It should be pointed out that the metric \(SEG\_LM\) is slightly different from the log form of the sentence perplexity [20] (PPL), which is defined as:

$$\begin{aligned} \log {PPL(\boldsymbol{s})} = \log {\root m \of {\frac{1}{P(w_1,\dots ,w_m)}}}=\frac{1}{m}{\sum _{i=1}^{m}\log {\frac{1}{P(w_i|w_1,\dots ,w_{i-1})}}}. \end{aligned}$$
(5)

From the above definitions, it could be seen that the context for predicting the probability of \(w_i\) in PPL is different from \(SEG\_LM\).

For system-level evaluation where a set of system translation sentences S is given, the metric \(SYS\_LM\) is defined as:

$$\begin{aligned} SYS\_LM(S) = \frac{1}{\left| S\right| }{\sum _{\boldsymbol{s} \in S}{SEG\_LM(\boldsymbol{s})}} , \end{aligned}$$
(6)

which is the mean value of \(SEG\_LM\) scores on each sentence in S.

Although source texts are not considered in our designed metrics, the experimental results on WMT19 in Sect. 3 will show that the metrics \(SEG\_LM\) and \(SYS\_LM\) are very promising for both segment-level and system-level reference-free MT evaluations.

3 Experiments

In this section, we evaluate the performance of our metrics \(SEG\_LM\) and \(SYS\_LM\) by correlating their scores with human judgments of translation quality for reference-free MT evaluations. The pretrained multilingual model XLM-RFootnote 1 is used as the masked language model for our metrics.

Table 1. Segment-level metric results for the into-English language pairs of WMT19
Table 2. Segment-level metric results for the from-English language pairs of WMT19
Table 3. Segment-level metric results for the none-English language pairs of WMT19

3.1 Datasets and Baselines

The source language sentences, and their system and reference translations are collected from the WMT19 news translation shared task [19], which contains predictions of 233 translation systems across 18 language pairs. Each language pair has about 3,000 source sentences, and each is associated with one reference translation and with the automatic translations generated by the participating systems. In this paper, all the 18 language pairs in WMT19 are chosen for reference-free MT evaluation.

A range of reference-free metrics are chosen to compare with our metrics: LASIM and LP [23], UNI and UNI+ [19], YiSi-2 [10] and YiSi-2+CLP [11], KoBE [15] and CLP-UMD [16]. To the best of our knowledge, the above metrics could cover most of the current SOTA metrics for reference-free MT evaluation. Reference-based baseline metrics BLEU and sentBLEU [24] are selected as references. It should be pointed out that only the results of our metrics \(SEG\_LM\) and \(SYS\_LM\) are calculated in this paper, and the results of the other metrics are from their respective papers.

3.2 Results

Evaluation Measures. Kendall’s Tau and Pearson correlations [19] are used as measures for segment-level and system-level metric evaluations respectively.

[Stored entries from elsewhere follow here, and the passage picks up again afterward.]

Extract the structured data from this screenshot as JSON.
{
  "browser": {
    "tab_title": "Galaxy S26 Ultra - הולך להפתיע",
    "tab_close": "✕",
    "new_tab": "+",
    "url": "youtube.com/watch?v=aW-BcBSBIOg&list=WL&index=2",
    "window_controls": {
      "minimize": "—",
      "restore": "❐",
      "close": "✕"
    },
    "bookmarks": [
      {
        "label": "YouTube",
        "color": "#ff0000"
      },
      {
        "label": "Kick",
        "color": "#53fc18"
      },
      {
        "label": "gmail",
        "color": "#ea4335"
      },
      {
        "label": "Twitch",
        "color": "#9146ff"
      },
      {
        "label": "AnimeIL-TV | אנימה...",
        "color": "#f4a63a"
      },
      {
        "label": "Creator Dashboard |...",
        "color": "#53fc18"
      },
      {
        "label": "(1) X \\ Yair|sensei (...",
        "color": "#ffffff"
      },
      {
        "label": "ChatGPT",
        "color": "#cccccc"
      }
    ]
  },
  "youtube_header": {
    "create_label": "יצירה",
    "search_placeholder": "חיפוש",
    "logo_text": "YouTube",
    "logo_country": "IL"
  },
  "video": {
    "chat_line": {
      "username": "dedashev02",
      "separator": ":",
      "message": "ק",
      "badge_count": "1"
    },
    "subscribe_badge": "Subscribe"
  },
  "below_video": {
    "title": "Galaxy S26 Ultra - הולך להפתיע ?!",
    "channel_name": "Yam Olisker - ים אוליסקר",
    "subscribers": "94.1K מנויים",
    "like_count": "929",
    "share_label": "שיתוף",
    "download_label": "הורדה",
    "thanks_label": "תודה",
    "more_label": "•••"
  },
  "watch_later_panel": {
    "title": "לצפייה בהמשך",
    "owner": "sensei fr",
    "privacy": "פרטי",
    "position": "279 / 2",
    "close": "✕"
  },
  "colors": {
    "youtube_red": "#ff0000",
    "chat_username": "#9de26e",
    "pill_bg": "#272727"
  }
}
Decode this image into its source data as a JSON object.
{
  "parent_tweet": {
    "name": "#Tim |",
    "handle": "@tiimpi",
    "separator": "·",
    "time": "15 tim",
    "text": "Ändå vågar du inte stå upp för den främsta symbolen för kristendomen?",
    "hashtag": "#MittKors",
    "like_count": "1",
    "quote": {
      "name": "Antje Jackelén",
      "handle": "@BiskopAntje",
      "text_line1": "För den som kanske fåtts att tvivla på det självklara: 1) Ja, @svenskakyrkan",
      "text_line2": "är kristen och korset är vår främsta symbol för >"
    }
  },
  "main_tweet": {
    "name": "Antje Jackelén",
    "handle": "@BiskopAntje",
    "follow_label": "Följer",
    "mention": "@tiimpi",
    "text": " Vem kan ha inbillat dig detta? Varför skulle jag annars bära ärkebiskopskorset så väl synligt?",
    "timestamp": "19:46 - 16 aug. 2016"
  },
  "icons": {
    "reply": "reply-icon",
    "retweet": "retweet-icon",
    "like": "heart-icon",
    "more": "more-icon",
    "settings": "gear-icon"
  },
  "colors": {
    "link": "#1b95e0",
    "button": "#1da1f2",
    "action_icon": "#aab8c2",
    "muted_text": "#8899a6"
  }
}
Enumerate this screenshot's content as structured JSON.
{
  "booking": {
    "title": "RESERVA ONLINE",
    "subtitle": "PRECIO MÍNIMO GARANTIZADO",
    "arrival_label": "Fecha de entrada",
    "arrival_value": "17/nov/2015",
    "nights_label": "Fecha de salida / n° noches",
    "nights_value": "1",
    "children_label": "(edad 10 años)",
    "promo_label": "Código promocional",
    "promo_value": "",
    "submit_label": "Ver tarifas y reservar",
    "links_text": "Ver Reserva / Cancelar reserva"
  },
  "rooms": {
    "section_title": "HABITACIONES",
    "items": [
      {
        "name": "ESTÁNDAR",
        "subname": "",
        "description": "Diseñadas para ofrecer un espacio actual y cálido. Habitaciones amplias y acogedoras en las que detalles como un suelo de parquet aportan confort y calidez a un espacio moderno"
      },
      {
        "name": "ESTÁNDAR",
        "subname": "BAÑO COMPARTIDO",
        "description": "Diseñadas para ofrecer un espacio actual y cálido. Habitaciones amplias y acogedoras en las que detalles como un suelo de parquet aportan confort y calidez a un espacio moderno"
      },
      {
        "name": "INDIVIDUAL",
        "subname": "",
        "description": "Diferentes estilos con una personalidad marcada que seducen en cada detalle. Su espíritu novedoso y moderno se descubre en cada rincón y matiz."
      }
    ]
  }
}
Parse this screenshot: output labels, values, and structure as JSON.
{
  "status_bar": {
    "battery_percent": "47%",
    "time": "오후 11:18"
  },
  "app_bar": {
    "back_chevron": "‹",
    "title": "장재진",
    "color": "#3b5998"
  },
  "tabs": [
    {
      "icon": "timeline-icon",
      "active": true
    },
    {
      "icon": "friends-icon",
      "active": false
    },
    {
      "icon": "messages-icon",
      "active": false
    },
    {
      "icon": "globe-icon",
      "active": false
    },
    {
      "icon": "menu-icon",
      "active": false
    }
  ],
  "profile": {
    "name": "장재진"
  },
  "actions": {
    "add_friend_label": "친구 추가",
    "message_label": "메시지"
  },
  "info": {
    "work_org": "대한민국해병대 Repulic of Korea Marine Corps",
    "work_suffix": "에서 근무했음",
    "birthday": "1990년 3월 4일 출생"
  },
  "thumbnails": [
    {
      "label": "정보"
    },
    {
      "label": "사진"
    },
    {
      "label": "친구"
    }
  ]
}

Table 4. System-level metric results for the into-English language pairs of WMT19
Table 5. System-level metric results for the from-English language pairs of WMT19
Table 6. System-level metric results for the none-English language pairs of WMT19

Segment-level Results. Tables 1, 2 and 3 show the comparison results of the metrics for reference-free segment-level evaluations on the into-English, from-English and none-English language pairs of WMT19 respectively (Best results excluding sentBLEU are in bold).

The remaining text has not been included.